Certain stereotypes surround extreme athletes. But kids who enjoy skateboarding, snowboarding, and surfing are practicing major executive functions that actually grow their brains and make them calmer, better thinkers. Skateboarding, surfing, and snowboarding are sports that require balance and bodily awareness. Some kids are naturally attracted to skateboarding, surfing, and snowboarding, and many kids who take up one of these sports can readily learn another. However, mastering the tricks and form that separate casual participants from devotees requires practice, focus, self-awareness, working memory, and self-control.
For many kids with ADHD and executive-functioning difficulties, these sports carry a degree of risk that makes them incredibly alluring. These are sports that are exciting and a bit dangerous, making them an ideal opportunity to experience sustained focus and the stimulation of dopamine reward pathways of the brain. It’s not accidental that many of the greatest extreme sports athletes have been diagnosed with ADHD.

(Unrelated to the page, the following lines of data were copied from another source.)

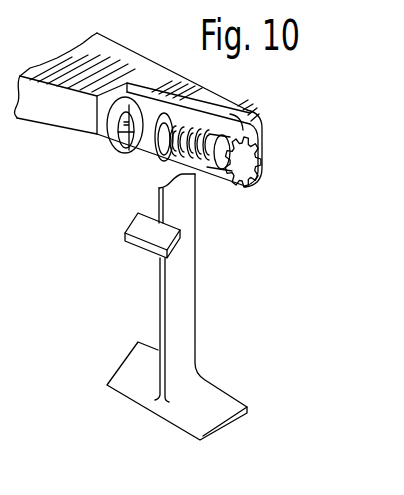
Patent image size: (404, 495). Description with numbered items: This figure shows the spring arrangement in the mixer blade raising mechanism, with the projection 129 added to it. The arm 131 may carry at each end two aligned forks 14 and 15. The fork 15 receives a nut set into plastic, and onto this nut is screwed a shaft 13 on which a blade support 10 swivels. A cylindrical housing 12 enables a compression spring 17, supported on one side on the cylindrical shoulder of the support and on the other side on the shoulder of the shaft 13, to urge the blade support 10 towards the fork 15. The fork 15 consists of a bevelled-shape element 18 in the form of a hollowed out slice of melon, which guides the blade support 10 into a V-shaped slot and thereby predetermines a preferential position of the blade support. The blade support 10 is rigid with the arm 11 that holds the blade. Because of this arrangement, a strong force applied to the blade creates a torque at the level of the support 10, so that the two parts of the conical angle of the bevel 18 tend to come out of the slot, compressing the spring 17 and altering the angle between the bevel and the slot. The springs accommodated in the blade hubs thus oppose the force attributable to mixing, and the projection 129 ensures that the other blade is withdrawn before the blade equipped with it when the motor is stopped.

The blade support 10 is at (165, 165).
The arm 11 is at (188, 290).
The cylindrical housing 12 is at (212, 163).
The shaft 13 is at (185, 148).
The fork 14 is at (254, 125).
The fork 15 is at (102, 128).
The compression spring 17 is at (209, 137).
The bevelled-shape element 18 is at (114, 138).
The projection 129 is at (177, 241).
The arm 131 is at (120, 50).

For parents who have kids with ADHD, pushing them towards these high risk sports may be an opportunity not only to build self-esteem but also to improve executive functions and social-emotional learning skills (SEL).
Here are some of the ways that skateboarding, surfing, and snowboarding can be used to talk about these skills and practice them.
Executive Functions Used:
Focus – Skateboarding, surfing, and snowboarding require intense concentration. In order to land a trick, kids need to concentrate and focus on the specific motions required. Distraction increases the chance of failing or making a mistake. Successfully completing and mastering a trick takes a lot of practice, rarely happening on the first try, and kids need to remain focused while practicing the same trick over and over in order to master it properly. Focus is also important in children being aware of their surroundings. Children who become distracted may not notice another skateboarder or snowboarder or pick up on a wave heading in their direction. Focus allows children to be prepared for sudden obstacles in their path.

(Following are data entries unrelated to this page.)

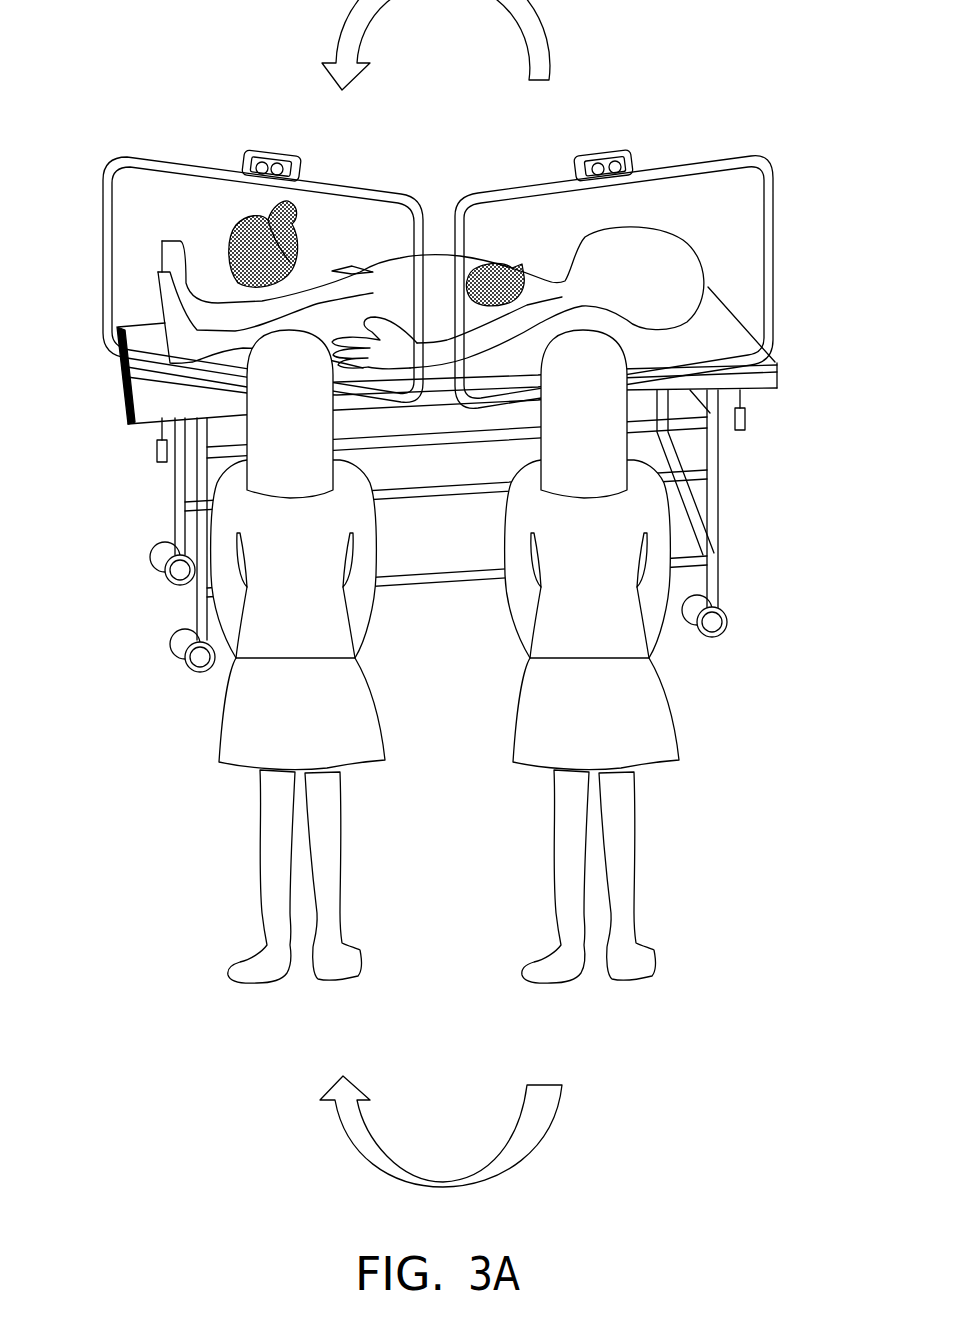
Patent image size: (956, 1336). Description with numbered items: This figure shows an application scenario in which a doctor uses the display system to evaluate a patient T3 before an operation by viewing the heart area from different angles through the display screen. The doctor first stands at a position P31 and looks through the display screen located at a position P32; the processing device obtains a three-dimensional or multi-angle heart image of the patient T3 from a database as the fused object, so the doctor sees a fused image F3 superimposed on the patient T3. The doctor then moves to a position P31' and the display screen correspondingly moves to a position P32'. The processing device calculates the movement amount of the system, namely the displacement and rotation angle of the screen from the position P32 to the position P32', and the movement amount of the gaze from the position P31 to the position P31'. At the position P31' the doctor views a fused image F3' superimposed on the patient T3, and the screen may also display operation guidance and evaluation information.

The position of display screen P32 is at (613, 268).
The position of display screen P32' is at (262, 268).
The fused image F3 is at (520, 260).
The fused image F3' is at (234, 238).
The patient T3 is at (658, 258).
The position of doctor P31 is at (592, 690).
The position of doctor P31' is at (298, 690).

Planning – Children who like to skateboard, snowboard, or surf have the opportunity to plan out what tricks they would like to accomplish and when. You might have them write out a schedule that will help them to achieve all of their “trick goals.” Having a plan with goals in mind can allow children to feel accomplished once they are able to cross a trick off their list.
Self-Control – Not being able to master a trick can be very frustrating for kids when it comes to skateboarding, snowboarding, or surfing. Children can practice self-control by not letting themselves get frustrated or upset and deciding to give up, instead thinking about what they are doing wrong and trying the trick using a different approach. It is important that they maintain a positive attitude when learning a new trick, as they will often fail many times before succeeding. Self-control will be helpful in this regard and allow them to succeed in the long run.
Does your child enjoy an extreme sport? How can you help them translate this physical activity to real world skills?